A “distraction” that will be slightly more saleable if its cost base is trimmed by shedding 300 or stores, presumably?
WH Smith – a non-story?
What of today’s other “hold the front page retail story”? WH Smith’s CEO Carl Cowling broke the news to the BBC that they won't be opening any more UK High Street stores, but will instead focus on UK airports and train stations, as well as opening stores in the US and Europe.
As opposed to anything else it has been doing for the last decade? How many new WH Smith UK High Street stores have opened during that time, other than re-locations or in new developments? Mr Cowling stated: "We've got a very healthy High Street business in the UK. But we've got no ambitions to grow that". WH Smith has about 550 UK High Street stores and opening more "would just be a duplication".
It's hard to argue with that. Nor that the High Street business is being run as a sideshow, with very limited investment compared to the Travel business. A cynic could say that the High Street business was actually subject to woeful neglect and was effectively being run down.
Ravaged during COVID, the Travel business is now going from strength to strength and this is clearly where the main focus is going to be. Over the past 20 years, WH Smith has expanded its presence in airports, train stations, motorway service areas and US-based casino resorts. The company’s biggest growth market is the US, where it has captured about 12% of the retail market in airports, a figure it is looking to expand to 20% over the next four years. It will spend about £120m this year opening shops in the US and Europe. In the first half of this year, it opened 30 stores in North America and has a pipeline of a further 60 stores.

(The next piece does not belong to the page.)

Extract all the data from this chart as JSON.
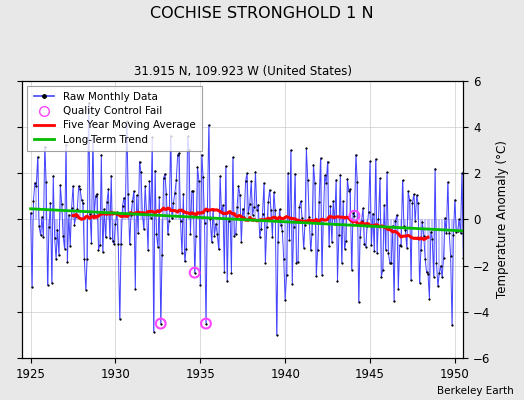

It is difficult to argue against the business logic – Travel retail must be infinitely easier than High Street retail. How hard can it be to sell high margin products at inflated prices to a captive audience in high footfall locations?
What is interesting is that many of us perceive WH Smith to predominantly be a high street retailer and that the travel business is a recent diversification. In fact, the opposite is true – its origins were as a travel business, principally operating out of UK railway stations.
A retail business actually going back to its roots rather than re-inventing itself. Not exactly a front page news story. Nor a barometer of high street distress.